E-mail Testing: You're Not Testing Enough

I recently led a discussion of a group of 35 Internet fundraising professionals. One of the common threads in the conversation was the desire to do more testing, but the inability to execute tests. I'd like to make some suggestions to help you, if you're in the same position.

Testing is the essential element of measurement and improvement. Without a test, we don't know how to increase our response rate, pass-along rate, or average gift. Worse, we don't even know if this e-mail's results are better than the last because of something we did, or just a change in the mood of the country as a whole.

In direct mail fundraising, you've probably heard some wise older person say, "We don't need to test that. It's worked for 25 years." While they may or may not be right in direct mail, they're as inexperienced as we are in Internet fundraising. The truth is, we don't know enough about what works and what doesn't, and there's so much to find out. If we miss the opportunity to test in one e-mail, we miss the opportunity to improve the next.

OK, so I'm preaching to the choir. You already know how much you need testing. You wish you could test more. But there's never time. Here's a few ways to incorporate testing into your e-mail strategy with few pains:

1)  Build a list of things you want to test. You should create this list without any particular e-mail campaign in mind. Just make a list of things like: html v. text, subject line, from address, etc. and tack the list on the wall over your desk, or in your conference room.

2)  The next time you're discussing an e-mail campaign, look at the list and ask, "Which of these would be good to test with THIS e-mail?" If time is really tight, consider a simple test, like a variation of subject line. Save the complicated tests for those campaigns with more lead time. Know the limits of the technical support staff with respect to data segmentation and web page manipulation.

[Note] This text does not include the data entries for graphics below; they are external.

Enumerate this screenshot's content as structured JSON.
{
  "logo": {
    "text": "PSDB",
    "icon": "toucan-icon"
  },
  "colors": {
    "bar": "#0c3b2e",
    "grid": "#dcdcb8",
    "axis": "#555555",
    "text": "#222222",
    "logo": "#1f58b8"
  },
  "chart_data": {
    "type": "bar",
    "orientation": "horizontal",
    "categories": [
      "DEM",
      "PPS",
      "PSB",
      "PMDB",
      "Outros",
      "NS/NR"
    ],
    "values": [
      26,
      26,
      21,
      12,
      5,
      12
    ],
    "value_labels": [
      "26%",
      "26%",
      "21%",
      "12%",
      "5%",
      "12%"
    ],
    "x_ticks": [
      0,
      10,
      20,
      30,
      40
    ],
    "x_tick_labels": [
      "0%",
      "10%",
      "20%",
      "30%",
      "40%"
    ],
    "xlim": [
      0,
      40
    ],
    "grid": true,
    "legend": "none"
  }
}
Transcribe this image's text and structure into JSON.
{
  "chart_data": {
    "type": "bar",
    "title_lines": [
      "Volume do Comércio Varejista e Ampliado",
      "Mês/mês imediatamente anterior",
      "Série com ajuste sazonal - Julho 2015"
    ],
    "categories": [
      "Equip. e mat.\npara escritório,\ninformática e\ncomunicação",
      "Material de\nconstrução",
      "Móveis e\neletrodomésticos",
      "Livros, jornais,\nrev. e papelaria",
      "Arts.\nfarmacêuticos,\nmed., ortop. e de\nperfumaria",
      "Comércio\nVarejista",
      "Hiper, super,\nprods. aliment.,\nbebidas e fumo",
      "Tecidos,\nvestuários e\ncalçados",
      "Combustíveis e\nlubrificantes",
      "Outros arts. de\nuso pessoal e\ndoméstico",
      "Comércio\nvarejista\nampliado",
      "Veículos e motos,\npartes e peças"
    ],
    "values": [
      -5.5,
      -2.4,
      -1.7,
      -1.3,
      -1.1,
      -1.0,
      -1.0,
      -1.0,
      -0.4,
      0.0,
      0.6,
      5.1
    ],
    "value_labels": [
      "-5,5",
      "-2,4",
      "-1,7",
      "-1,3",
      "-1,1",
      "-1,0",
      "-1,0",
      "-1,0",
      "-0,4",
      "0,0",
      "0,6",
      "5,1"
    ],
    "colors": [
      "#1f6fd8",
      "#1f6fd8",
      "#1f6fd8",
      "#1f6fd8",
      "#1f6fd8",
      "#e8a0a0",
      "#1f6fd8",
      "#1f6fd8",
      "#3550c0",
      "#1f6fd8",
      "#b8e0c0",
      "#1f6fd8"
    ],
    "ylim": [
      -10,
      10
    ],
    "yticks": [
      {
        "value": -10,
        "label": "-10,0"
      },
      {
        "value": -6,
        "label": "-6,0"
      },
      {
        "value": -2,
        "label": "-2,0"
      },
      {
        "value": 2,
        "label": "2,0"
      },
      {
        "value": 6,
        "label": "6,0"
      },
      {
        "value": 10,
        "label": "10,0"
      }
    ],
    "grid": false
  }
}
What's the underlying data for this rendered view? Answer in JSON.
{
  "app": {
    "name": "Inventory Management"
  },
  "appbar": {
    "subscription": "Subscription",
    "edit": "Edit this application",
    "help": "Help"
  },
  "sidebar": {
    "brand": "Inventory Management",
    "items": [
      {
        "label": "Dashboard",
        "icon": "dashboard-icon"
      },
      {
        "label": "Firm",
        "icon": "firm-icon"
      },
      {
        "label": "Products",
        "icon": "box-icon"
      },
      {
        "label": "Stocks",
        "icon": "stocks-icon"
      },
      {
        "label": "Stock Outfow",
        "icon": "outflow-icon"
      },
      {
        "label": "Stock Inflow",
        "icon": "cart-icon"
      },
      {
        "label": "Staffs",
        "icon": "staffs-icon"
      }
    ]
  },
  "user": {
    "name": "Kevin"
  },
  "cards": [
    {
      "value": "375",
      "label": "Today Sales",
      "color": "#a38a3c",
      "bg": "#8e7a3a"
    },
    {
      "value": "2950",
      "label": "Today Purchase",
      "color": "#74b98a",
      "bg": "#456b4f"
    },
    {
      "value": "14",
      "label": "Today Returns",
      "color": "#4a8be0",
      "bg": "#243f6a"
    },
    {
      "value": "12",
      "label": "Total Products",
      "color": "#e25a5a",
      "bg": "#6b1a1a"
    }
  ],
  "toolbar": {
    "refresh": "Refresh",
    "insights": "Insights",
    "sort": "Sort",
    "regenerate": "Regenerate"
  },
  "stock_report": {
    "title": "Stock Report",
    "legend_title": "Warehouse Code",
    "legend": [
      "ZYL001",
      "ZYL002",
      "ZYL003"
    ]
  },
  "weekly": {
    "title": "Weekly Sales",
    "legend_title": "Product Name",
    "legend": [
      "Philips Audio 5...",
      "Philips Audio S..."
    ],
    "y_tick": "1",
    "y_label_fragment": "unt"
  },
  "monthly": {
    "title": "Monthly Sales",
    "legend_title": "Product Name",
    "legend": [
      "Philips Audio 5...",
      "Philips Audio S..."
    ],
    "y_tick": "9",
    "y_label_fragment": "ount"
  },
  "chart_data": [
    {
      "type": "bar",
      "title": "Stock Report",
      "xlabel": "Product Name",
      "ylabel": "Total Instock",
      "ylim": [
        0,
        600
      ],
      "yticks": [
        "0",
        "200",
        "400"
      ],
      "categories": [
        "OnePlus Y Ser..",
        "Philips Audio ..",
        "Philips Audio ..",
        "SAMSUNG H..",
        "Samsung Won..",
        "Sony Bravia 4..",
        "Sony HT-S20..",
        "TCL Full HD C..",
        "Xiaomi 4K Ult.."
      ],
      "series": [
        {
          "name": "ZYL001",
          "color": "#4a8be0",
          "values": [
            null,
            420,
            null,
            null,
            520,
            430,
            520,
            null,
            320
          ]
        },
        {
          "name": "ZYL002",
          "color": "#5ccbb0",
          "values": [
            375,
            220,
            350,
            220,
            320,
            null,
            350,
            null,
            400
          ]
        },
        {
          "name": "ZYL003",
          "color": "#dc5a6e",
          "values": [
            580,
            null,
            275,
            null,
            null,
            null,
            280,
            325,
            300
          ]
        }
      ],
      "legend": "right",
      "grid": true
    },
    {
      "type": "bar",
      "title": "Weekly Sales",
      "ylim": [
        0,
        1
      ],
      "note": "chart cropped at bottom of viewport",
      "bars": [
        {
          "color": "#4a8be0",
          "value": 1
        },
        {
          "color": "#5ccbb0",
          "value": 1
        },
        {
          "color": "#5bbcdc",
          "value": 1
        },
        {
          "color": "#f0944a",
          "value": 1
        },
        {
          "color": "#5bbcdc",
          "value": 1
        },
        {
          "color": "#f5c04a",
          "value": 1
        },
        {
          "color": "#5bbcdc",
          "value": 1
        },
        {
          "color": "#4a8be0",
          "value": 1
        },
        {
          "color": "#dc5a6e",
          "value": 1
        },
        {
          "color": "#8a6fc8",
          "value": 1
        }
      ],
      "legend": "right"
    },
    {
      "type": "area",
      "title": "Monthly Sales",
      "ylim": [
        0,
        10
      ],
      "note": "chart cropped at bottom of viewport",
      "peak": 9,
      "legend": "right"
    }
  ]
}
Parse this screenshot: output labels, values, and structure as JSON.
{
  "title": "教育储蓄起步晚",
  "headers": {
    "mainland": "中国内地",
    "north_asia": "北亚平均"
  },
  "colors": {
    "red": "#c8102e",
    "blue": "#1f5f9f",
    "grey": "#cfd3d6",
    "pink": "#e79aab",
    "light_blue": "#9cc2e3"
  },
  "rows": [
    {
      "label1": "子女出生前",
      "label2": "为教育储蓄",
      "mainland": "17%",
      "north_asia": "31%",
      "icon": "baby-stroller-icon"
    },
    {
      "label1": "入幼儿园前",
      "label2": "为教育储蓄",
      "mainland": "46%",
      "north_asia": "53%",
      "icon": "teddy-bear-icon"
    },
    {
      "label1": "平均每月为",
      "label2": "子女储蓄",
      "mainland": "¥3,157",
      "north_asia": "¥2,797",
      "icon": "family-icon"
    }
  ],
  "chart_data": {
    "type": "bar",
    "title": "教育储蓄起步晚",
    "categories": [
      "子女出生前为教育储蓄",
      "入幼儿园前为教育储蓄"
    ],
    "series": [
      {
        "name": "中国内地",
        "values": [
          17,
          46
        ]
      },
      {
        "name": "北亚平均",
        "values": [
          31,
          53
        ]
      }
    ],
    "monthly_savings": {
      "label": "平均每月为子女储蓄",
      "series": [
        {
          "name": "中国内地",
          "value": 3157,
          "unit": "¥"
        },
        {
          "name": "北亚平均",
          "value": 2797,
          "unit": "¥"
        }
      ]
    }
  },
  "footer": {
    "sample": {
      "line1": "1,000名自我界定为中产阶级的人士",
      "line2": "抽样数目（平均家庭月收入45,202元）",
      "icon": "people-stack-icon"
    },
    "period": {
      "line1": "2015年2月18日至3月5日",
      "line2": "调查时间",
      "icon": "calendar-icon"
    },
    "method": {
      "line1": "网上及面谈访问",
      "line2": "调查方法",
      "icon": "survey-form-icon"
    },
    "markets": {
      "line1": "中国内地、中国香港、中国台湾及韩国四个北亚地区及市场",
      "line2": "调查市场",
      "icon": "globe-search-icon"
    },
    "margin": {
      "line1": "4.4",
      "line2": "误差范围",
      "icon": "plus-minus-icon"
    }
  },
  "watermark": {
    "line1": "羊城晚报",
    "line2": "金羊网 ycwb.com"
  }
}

3)  Before you submit the e-mail copy and landing page design for approval, draw up the test version and submit them together. It's not much harder than doing one, if you put both test and control on the same track. Select the data together, draw up the copy together, and design the two landing pages together (if needed.) Maybe you need separate thank-you letters - do them at the same time.

4)  Execute the test with as much precision as you would for a direct mail campaign. Then, read the results, analyze them, and share them. Decide from that what the next logical step is.